Re: Wątek dla zapracowanych ***4***
Tata Piotrka organizuje kursy angielskiego dla zaawansowanych :/ w kręgu swoich znajomych byłych żołnierzy :/ Oni gadali cały czas po angielsku, ponieważ większość z nich nie była z Polski.
Teściu wie, że kiedyś trochę uczyłam w szkole i powinnam znać ten język, ale właściwie ja nic nie rozumiałam :/ ponieważ miałam dużą przerwę w nauce angielskiego.
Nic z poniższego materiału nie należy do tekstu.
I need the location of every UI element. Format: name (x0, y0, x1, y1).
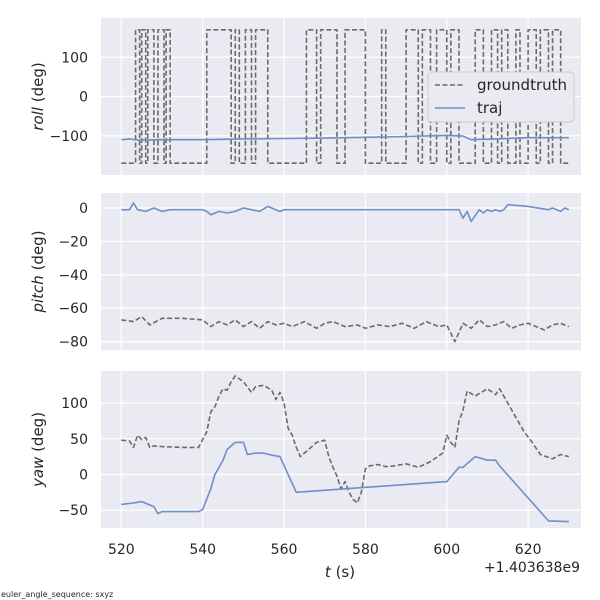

Na zjazdach to nie nauka - co 2 tyg. po 90, żeby zakuć.
Owszem rozumiałam trochę, ale żeby coś powiedzieć to klęska ;) I dzisiaj chyba będzie to samo :) To fajni ludzie, mówią ciekawe rzeczy, ale wolę się nie odzywać. Teść liczy na to, ze się otorzę, zebym nie wstydziła się pogadać, ale to nie wstyd, tylko mam mały zasób słów :)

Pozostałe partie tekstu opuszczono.